As a safe currency, the Swiss franc has impressively weathered severe storms. It feels like it cannot relinquish its status to newly emerged currencies like the Japanese yen, given the impressive track record.

With this currency, even if a third world war or another financial crisis were to occur, it seems reliable enough to be trusted.

That’s why the wealthy probably prefer to keep their financial accounts in Switzerland.

The Future of the Japanese Yen

I understand that it’s not simple, but it would be nice if Japan could become a permanently neutral country like Switzerland, Austria, or Turkmenistan.

Since it would not be involved in other countries’ wars, it wouldn’t be feasible to remain unarmed; serious self-defense measures would become necessary.

This could mean having to arm seriously under the guise of self-defense, and possibly reintroducing conscription as seen in Switzerland, Austria, or Turkmenistan.

This isn’t about whether it’s good or bad; it’s just what can be inferred simply from other countries’ experiences.

However, it’s clear that it’s impossible to achieve the level of trust that the Swiss franc enjoys from the international community with a currency dependent on military alliances with other countries.

Of course, the value of a currency isn’t determined solely by this.
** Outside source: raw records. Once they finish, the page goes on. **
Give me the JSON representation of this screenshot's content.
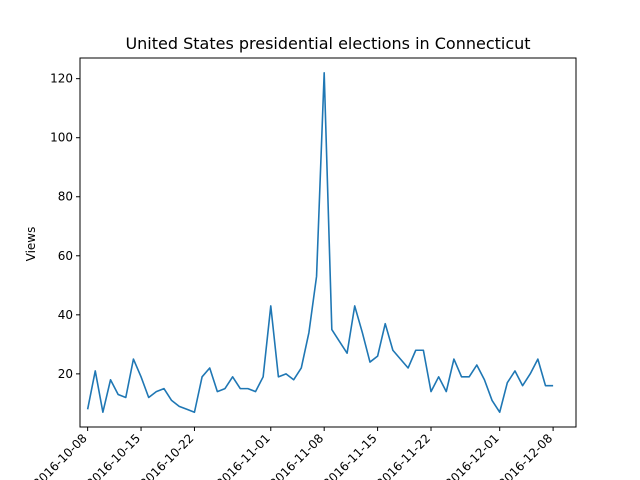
{
  "chart_data": {
    "type": "line",
    "title": "United States presidential elections in Connecticut",
    "xlabel": "",
    "ylabel": "Views",
    "ylim": [
      2,
      127
    ],
    "xlim": [
      "2016-10-07",
      "2016-12-11"
    ],
    "grid": false,
    "color": "#1f77b4",
    "x_ticks": [
      "2016-10-08",
      "2016-10-15",
      "2016-10-22",
      "2016-11-01",
      "2016-11-08",
      "2016-11-15",
      "2016-11-22",
      "2016-12-01",
      "2016-12-08"
    ],
    "y_ticks": [
      20,
      40,
      60,
      80,
      100,
      120
    ],
    "x": [
      "2016-10-08",
      "2016-10-09",
      "2016-10-10",
      "2016-10-11",
      "2016-10-12",
      "2016-10-13",
      "2016-10-14",
      "2016-10-15",
      "2016-10-16",
      "2016-10-17",
      "2016-10-18",
      "2016-10-19",
      "2016-10-20",
      "2016-10-21",
      "2016-10-22",
      "2016-10-23",
      "2016-10-24",
      "2016-10-25",
      "2016-10-26",
      "2016-10-27",
      "2016-10-28",
      "2016-10-29",
      "2016-10-30",
      "2016-10-31",
      "2016-11-01",
      "2016-11-02",
      "2016-11-03",
      "2016-11-04",
      "2016-11-05",
      "2016-11-06",
      "2016-11-07",
      "2016-11-08",
      "2016-11-09",
      "2016-11-10",
      "2016-11-11",
      "2016-11-12",
      "2016-11-13",
      "2016-11-14",
      "2016-11-15",
      "2016-11-16",
      "2016-11-17",
      "2016-11-18",
      "2016-11-19",
      "2016-11-20",
      "2016-11-21",
      "2016-11-22",
      "2016-11-23",
      "2016-11-24",
      "2016-11-25",
      "2016-11-26",
      "2016-11-27",
      "2016-11-28",
      "2016-11-29",
      "2016-11-30",
      "2016-12-01",
      "2016-12-02",
      "2016-12-03",
      "2016-12-04",
      "2016-12-05",
      "2016-12-06",
      "2016-12-07",
      "2016-12-08"
    ],
    "values": [
      8,
      21,
      7,
      18,
      13,
      12,
      25,
      19,
      12,
      14,
      15,
      11,
      9,
      8,
      7,
      19,
      22,
      14,
      15,
      19,
      15,
      15,
      14,
      19,
      43,
      19,
      20,
      18,
      22,
      34,
      53,
      122,
      35,
      31,
      27,
      43,
      34,
      24,
      26,
      37,
      28,
      25,
      22,
      28,
      28,
      14,
      19,
      14,
      25,
      19,
      19,
      23,
      18,
      11,
      7,
      17,
      21,
      16,
      20,
      25,
      16,
      16
    ]
  }
}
Many complex factors intertwine to drive exchange rates.

But when considering a currency primarily for safety and reliability, the independence of the nation seems essential.

Just as a person who has established their own household is generally more trusted than someone living with their parents.

The important thing isn’t necessarily how it actually is, but how it appears at first glance.

In any case, to earn unwavering trust, it’s necessary to prove its worth over a long history, and thus, the Swiss franc undeniably runs ahead of the Japanese yen.

…including such considerations, I personally think that the yen will continue to weaken against major currencies in the long run.

Even if there are short phases of a stronger yen in the coming years, I’m speaking in terms of a longer span.

The World’s Strongest Currency

As an aside, while the Swiss franc might be thought of as the strongest currency against the U.S. dollar, which is the reserve currency, it turns out that the Kuwaiti dinar (KWD) is actually stronger. The currency of Kuwait, the dinar, is known for it.

1 KWD = 3.26 USD (*as of April 2024)

All I know about Kuwait is the 1990 Iraqi invasion, but according to Google, Kuwait is known for its immense wealth, stable economic foundation, low unemployment rate, and being a tax-free country.

Interestingly, the Swiss franc ranked seventh, the euro eighth, and the British pound fifth.

This was surprising.

The weakest was the Zimbabwean dollar, which is now completely worthless as a currency. In 1980, the exchange rate was 1.00 U.S. dollar = 0.68 Zimbabwean dollars.

Still, I wouldn’t consider holding KWD; it’s a minor currency unfamiliar to me.